Per drive a mass storage driver publishes a device (usually /dev/.../
raw) that represents the drive as continues storage readable and 
writable like a file implementing some additional ioctls. (For SCSI 
drivers things seem to work a bit differently -- CAM, read/write 
doesn't work.)

The driver doesn't need to know about sessions/partitions/FSs; another 
entity handles this. This entity reads the respective information from 
the drive (via the driver, of course) and publishes devices named like 
`<session number>_<partition number>' close to the `raw' device of the 
driver.

So what and where is this entity? Putting this question aside for a 
second, I would naively suspect, that, whatever it is, it uses the 
DriveSetup add-ons (`/system/add-ons/drive_setup/{session,partition,fs}
/*'). The session add-ons can deal with sessions on a drive, the 
partition add-ons know about partitions on sessions and the FS add-ons 
can identify/initialize a FS on a partition.

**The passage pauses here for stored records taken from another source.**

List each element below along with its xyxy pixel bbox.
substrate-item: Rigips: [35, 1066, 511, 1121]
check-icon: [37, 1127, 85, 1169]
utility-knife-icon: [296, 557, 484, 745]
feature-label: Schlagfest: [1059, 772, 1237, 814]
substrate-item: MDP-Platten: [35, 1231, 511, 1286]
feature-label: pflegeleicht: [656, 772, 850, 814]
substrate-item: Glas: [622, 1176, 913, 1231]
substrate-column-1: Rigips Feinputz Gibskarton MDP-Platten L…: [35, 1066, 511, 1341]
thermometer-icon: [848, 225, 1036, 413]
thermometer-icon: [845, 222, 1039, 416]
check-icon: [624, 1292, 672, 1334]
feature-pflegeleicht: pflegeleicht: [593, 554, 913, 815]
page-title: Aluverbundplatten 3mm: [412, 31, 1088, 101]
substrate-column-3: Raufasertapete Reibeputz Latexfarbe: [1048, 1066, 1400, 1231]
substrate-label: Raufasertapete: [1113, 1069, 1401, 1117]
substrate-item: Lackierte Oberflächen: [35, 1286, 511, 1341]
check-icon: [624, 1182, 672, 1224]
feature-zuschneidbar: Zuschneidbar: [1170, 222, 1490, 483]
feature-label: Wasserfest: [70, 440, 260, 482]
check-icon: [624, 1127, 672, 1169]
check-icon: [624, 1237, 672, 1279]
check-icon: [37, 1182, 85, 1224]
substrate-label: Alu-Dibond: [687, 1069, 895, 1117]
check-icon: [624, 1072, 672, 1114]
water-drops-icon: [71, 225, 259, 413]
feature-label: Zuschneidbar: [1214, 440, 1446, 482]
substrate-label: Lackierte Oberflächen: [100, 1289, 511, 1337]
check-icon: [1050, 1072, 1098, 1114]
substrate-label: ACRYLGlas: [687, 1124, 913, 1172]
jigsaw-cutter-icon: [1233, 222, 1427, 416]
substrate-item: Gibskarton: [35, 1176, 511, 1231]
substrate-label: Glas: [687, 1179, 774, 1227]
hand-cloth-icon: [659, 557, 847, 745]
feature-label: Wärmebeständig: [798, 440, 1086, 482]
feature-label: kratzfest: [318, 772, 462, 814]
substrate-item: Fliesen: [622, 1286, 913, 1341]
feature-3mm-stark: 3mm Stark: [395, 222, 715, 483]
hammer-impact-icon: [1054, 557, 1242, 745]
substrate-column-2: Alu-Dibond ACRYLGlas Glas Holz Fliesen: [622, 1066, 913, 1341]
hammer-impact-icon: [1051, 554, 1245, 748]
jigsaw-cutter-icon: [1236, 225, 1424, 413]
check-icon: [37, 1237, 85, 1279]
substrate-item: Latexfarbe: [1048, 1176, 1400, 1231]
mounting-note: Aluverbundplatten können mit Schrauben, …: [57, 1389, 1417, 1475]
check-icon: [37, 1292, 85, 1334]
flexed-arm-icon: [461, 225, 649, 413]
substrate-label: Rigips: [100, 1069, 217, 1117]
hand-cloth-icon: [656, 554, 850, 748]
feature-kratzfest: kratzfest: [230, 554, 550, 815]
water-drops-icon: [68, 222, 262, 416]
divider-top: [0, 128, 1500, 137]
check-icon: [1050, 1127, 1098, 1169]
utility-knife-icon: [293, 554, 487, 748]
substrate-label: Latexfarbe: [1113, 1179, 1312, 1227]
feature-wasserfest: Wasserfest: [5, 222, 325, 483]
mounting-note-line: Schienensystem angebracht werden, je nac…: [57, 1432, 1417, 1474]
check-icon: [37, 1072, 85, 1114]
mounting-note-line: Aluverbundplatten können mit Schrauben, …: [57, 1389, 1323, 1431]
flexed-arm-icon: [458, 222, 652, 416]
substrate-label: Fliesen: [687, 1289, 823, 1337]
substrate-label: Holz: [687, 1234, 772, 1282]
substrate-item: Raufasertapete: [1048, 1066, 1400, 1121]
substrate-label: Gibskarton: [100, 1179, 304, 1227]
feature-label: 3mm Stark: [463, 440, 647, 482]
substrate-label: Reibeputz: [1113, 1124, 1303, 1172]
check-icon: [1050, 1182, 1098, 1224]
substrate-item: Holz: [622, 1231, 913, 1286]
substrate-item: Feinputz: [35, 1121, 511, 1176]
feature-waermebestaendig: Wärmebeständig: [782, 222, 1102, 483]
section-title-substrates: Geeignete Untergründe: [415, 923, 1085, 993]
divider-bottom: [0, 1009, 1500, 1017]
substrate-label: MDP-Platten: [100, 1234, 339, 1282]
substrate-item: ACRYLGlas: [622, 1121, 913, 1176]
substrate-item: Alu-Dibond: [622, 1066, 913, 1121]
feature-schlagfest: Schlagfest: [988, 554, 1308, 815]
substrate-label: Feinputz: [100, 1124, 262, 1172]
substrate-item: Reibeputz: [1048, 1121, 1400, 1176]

Here's a list of what suspicious function symbols I found in such add-
ons:

fs:
ds_fs_flags
ds_fs_id
ds_fs_initialize

partition:
ds_get_nth_map
ds_partition
ds_partition_flags
ds_partition_id
ds_partition_name
ds_update_map

session:
ds_get_nth_session

Wildly grepping the strings of DriveSetup and the files in /system and 
for these names, I found out, that libbe uses all but ds_fs_flags and 
ds_partition, and DriveSetup all but ds_fs_flags. libbe contains the 
device API and thus this is not surprising. The R5 DriveSetup 
apparently doesn't use the device API, but deals with the add-ons 
directly.

So back to the question, what the magical entity is. I would say, it's 
the user of the device API, i.e. usually the auto mounter of the 
Tracker and, if running, also DriveSetup (and mountvolume which uses 
the device API). That suspicion is supported by my experience that the 
devices for the partitions aren't published when neither Tracker nor 
DriveSetup are running.

For the kernel does neither use the device API nor the DriveSetup add-
ons, there is certainly built-in functionality to deal with session/
partition/FS recognition. Don't know, if one could avoid that code 
duplication.

Anyway, back to the original problem: The device API carries out its 
fundamental functionality through the DriveSetup add-ons. Since all I 
know about the add-on API are the names of the functions, and I'm a bit 
stuck with objdump and a lack of x86 assembly knowledge, there's not 
much I can do for now. Furthermore there are some other missing bits, 
e.g. what function/syscall is to be used to publish a device for a 
partition (Partition::AddVirtualDevice()).

Conclusion: Either someone pulls the missing information out of a hat, 
or we 1) have to start more or less from the scratch with the drive 
setup add-on API and 2) need to postpone the final implementation of 
the device API until our kernel features all the functionality we need.